メルセデス-AMG C63
公開 : 2015.05.25 23:50 更新 : 2021.01.30 21:38
このおかげで乗ってるあいだ中、ガス・ペダルを踏み込み続け、窓を開けっ放しにして、獰猛なビートに酔いしれていた向きも少なくないはずだ。
決してBMW M3のハンドリングに優るわけではなかったが、‘熱狂、狂気、陶酔’ というワードがぴったりなクルマだった。
ターボ・エンジンに載せ替えたことによって、はっきりと言って ‘あの’ お馬鹿さ加減は影を潜めている。
その代わりにメルセデス AMGが得たのは、絶対速度と粘り強さ、そして切り立った鋭さである。
おかげで足元はガッチリと硬い。コンフォート・モードでさえ、スコットランドの悪路でははっきりとボディを突き上げてくるし、助手席からの苦情も耳にできる。
そんな男らしさに対して、C63の信者ならば喜ばしいことにさえ感じられるかもしれないが、普通のメルセデス・オーナーならば、振動やロード・ノイズにすぐに気づくことだろう。
これに呼応する、新型のV8ユニットのパンチ力には冷や汗がでるほど。先代よりも熱狂にまみれている。近くで花火でもあがっているのかと思うほどのバックファイヤー音を耳にした時から、現行ならではの良さが光り始める。

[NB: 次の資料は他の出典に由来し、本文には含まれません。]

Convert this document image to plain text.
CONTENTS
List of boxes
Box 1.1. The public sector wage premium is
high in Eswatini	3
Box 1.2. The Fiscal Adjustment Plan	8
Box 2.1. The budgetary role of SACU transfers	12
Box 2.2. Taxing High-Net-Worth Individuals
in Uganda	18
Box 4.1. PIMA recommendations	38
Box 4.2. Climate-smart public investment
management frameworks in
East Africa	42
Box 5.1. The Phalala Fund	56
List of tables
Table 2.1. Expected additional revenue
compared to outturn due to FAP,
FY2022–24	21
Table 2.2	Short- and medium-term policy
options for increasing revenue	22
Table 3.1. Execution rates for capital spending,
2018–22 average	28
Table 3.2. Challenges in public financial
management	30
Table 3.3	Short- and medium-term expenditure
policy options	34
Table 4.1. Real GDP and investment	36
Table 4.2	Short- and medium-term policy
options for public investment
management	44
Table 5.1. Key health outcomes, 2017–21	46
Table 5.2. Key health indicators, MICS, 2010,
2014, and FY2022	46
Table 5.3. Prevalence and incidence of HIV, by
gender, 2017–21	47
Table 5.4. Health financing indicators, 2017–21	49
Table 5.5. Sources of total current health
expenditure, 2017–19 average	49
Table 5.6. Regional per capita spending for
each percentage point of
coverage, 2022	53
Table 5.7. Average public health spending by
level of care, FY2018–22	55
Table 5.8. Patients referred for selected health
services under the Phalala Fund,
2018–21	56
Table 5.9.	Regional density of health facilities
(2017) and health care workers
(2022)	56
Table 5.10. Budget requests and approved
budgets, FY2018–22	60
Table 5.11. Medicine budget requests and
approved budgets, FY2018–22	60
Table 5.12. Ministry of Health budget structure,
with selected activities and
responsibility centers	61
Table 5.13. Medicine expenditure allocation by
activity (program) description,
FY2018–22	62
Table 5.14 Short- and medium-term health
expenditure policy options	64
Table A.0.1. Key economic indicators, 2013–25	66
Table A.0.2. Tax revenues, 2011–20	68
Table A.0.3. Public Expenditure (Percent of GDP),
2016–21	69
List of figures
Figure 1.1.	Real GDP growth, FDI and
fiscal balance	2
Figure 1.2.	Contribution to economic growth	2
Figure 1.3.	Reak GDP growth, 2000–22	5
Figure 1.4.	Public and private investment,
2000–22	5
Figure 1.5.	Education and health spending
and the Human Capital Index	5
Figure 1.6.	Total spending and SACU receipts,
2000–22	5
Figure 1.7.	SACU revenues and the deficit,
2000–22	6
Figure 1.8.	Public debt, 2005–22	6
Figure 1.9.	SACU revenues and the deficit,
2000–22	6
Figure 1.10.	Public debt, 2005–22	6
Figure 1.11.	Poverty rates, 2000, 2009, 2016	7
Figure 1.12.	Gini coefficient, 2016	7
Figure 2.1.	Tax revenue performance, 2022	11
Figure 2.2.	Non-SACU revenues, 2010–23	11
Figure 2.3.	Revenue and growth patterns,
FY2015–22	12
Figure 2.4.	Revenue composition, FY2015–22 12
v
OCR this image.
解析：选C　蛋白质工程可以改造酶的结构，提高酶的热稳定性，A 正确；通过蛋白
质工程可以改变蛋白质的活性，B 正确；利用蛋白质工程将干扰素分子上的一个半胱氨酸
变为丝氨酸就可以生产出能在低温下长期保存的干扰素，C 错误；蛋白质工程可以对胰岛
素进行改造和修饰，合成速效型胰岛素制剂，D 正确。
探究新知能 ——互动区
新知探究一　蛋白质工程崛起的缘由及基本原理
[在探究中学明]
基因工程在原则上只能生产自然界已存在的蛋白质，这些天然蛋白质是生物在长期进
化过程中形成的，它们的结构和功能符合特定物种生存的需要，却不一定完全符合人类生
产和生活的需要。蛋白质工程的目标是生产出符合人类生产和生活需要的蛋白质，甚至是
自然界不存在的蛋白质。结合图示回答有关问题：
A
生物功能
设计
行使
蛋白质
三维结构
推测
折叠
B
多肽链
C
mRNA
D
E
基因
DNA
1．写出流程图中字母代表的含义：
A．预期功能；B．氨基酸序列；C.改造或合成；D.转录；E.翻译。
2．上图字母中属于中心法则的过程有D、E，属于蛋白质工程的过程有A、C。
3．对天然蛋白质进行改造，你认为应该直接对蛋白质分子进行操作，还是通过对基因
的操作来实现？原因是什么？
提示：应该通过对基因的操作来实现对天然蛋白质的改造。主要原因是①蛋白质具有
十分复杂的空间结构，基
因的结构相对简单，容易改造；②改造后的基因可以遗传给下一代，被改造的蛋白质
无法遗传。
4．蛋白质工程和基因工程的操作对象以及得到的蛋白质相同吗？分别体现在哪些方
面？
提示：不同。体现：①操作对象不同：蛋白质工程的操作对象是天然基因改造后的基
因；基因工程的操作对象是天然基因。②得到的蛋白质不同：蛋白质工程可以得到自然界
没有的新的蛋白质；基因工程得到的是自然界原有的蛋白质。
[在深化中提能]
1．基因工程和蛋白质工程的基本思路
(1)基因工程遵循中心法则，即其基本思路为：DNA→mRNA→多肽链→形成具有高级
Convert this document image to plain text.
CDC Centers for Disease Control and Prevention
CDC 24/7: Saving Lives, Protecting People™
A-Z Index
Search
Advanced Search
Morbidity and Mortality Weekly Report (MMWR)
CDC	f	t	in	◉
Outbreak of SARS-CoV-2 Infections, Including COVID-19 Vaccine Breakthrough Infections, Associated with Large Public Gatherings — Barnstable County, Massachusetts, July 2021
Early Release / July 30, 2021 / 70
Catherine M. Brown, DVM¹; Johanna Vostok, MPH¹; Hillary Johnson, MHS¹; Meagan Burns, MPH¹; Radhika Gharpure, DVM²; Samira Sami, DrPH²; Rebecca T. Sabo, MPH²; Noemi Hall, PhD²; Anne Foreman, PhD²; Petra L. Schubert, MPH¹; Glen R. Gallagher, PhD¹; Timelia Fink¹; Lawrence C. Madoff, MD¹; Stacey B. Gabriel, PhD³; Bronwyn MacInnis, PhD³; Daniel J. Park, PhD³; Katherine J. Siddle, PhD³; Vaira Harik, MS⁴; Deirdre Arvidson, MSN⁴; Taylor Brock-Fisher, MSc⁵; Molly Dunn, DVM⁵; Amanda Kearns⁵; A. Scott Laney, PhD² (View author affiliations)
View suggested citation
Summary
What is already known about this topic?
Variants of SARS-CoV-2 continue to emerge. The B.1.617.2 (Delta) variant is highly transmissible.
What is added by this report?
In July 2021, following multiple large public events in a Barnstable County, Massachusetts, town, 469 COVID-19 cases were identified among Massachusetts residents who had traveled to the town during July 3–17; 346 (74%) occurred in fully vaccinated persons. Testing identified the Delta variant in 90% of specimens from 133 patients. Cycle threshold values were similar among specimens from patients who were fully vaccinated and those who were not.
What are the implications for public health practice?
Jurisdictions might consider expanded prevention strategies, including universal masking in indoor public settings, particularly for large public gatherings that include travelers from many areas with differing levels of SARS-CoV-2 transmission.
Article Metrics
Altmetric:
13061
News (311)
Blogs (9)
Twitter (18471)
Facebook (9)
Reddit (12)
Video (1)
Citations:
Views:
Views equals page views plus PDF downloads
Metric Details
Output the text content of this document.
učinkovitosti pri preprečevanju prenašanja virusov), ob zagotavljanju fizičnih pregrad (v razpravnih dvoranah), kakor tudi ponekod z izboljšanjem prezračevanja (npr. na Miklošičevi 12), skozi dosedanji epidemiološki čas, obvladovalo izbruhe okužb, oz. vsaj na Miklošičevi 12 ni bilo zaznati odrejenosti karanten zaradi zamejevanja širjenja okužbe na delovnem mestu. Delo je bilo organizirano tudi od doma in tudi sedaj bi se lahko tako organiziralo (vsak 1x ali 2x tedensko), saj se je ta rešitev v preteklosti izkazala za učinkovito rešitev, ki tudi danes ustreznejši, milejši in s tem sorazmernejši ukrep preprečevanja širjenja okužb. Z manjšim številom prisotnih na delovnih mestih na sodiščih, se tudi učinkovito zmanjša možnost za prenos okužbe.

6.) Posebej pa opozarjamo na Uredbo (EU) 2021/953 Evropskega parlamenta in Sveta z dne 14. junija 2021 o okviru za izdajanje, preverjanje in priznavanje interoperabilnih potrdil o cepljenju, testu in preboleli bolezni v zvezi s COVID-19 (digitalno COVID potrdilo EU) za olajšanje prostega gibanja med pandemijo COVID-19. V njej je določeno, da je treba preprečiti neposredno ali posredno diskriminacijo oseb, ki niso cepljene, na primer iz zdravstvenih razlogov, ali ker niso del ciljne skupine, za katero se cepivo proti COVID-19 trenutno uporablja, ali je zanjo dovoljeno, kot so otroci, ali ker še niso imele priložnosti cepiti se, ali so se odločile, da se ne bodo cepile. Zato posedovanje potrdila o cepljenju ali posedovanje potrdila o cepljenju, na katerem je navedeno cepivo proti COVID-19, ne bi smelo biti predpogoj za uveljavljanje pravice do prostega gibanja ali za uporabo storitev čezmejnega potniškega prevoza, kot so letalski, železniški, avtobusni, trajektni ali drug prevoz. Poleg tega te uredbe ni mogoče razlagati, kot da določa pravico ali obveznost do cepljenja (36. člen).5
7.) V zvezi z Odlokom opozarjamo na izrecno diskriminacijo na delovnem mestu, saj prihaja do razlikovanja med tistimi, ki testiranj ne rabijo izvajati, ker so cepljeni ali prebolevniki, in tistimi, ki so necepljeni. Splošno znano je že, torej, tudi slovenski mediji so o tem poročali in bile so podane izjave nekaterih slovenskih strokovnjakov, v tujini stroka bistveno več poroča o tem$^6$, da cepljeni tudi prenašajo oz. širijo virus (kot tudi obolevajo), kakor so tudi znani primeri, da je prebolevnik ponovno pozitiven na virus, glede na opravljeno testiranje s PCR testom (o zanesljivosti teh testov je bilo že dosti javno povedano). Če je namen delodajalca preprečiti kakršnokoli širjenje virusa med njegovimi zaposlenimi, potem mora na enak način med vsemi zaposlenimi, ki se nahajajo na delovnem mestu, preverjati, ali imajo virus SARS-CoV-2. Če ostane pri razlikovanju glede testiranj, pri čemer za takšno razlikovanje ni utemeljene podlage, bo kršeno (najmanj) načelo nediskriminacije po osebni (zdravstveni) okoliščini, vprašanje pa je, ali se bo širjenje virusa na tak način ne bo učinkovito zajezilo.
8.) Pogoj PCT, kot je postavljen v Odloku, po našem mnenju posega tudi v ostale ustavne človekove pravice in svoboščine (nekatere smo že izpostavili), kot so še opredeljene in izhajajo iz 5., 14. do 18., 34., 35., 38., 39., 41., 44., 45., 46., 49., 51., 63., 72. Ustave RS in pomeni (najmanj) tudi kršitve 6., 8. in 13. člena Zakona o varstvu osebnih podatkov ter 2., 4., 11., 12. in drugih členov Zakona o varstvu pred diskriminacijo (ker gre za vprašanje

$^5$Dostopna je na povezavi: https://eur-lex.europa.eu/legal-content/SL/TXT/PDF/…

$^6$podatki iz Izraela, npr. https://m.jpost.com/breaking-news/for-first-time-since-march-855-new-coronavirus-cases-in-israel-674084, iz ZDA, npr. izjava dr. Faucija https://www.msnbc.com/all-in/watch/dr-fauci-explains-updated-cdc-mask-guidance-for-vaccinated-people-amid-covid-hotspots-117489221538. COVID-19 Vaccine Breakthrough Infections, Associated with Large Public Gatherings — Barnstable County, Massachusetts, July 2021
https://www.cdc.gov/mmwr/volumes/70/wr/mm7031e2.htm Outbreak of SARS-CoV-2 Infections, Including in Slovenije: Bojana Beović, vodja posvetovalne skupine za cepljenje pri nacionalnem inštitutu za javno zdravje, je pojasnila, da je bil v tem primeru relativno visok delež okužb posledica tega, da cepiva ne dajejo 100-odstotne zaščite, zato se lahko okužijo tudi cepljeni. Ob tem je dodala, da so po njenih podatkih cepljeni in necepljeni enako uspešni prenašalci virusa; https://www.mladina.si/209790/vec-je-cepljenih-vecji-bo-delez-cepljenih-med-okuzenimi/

先代のキング・サイズのV8ユニットは、自然吸気であるゆえに、低回転の力強さに満足できなかったことは否定しない。一方の現行は、ターボのおかげで低回転域から狂っているのだ。
なのに自然吸気さながらのリニアリティ。ターボ・ラグの類は最小限に抑えており、もちろんターボが牙を向き始めると、全身の毛穴から汗が吹き出しそうな加速力をもって魅せてくれる。